Kings Row, a bestseller of eight years ago, was an oversized and overwritten but doggedly sympathetic effort to see through the front doors and store clothes of a whole Midwestern horse-&-buggy town. When Author Henry Bellamann died in 1945, he was working on the second book of what he had planned as a trilogy. Finished by his wife Katherine, Parris Mitchell of Kings Row (the Literary Guild selection for May) carries the story through World War I, continues with unimaginative tolerance a chronicle of everyday good & evil that readers of the first book will welcome as they would a return to interrupted gossip.
Young Doctor Parris Mitchell (the hero of Kings Row), a home-town boy but a Vienna-trained psychiatrist, has become a paragon of goodness. As a disciple of Freud, he naturally has a hard time convincing his fellow citizens that he is more than a doubletalking quack. In time he not only shames his narrow-minded enemies but gives them, free, some sobering doses of analysis as well. At times coming very close to being a boring do-gooder, he rids a local rich man of his compulsion to bay like a hound, comforts the intimidated German townspeople when World War I comes along, and nearly kills himself treating the town's poor.
But poor Dr. Mitchell, successful psychiatrist that he is, is stumped by his own marital troubles. Neither he nor his wife fill the bill for each other, something everyone but the doctor seems to realize. When he finally becomes aware that he covets another woman, the wife conveniently dies and in the glow of his new love the hero recovers his emotional and spiritual balance.

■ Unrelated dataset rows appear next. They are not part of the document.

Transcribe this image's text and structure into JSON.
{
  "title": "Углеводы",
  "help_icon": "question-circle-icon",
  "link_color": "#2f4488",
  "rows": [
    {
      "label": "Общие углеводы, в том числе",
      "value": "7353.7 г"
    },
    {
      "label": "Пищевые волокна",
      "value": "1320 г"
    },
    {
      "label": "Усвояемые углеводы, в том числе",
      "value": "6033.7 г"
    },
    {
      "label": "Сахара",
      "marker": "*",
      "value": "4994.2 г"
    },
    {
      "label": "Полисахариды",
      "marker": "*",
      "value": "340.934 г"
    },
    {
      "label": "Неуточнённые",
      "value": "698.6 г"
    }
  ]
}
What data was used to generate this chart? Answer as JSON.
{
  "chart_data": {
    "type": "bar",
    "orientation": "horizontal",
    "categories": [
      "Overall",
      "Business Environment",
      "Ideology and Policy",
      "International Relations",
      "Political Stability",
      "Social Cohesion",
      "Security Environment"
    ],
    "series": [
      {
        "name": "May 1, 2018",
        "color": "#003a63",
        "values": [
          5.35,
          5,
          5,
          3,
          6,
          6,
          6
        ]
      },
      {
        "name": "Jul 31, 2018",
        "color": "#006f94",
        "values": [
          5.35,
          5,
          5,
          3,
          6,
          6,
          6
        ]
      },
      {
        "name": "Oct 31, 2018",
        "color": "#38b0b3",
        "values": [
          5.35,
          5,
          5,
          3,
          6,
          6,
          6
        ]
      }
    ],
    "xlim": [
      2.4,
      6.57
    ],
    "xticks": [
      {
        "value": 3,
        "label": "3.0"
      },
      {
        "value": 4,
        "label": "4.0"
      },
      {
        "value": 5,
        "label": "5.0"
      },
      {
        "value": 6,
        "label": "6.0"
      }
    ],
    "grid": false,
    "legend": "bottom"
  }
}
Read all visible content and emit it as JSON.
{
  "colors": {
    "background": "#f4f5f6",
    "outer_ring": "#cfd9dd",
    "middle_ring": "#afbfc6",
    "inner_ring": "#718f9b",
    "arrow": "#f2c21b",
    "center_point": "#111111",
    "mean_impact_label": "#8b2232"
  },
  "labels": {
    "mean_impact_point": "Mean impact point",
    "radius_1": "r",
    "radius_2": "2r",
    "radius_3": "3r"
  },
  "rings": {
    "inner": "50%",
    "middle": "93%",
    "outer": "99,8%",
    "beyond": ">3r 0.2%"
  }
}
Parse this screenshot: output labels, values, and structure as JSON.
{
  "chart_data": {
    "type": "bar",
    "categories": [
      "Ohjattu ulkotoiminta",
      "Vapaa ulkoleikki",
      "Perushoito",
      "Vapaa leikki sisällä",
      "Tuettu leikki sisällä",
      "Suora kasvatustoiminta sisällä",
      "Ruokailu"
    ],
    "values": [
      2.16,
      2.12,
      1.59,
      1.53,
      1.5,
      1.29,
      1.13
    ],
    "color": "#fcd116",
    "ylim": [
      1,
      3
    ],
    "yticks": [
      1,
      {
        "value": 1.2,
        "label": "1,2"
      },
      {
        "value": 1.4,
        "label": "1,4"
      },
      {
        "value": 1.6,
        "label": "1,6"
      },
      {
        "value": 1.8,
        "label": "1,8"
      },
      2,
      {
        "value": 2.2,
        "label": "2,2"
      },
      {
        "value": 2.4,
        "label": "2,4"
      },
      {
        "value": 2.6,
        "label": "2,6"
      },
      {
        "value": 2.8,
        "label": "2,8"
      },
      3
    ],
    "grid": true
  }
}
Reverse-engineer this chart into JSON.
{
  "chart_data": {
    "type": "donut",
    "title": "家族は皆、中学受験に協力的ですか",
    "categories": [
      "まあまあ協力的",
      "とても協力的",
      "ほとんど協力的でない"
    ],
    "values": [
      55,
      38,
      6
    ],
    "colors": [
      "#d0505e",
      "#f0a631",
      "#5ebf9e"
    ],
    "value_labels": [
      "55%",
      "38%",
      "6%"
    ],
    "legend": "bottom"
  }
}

Through Dr. Mitchell, the Authors Bellamann attempt what amounts to a mass psychoanalysis of the town of Kings Row. Rape, murder and lesser sins are examined in language that seems lifted from a handbook of psychiatric cliches. And thanks to a brazenly contrived plot, good is rewarded and evil gets its come-uppance with a sureness and thoroughness that real life rarely witnesses.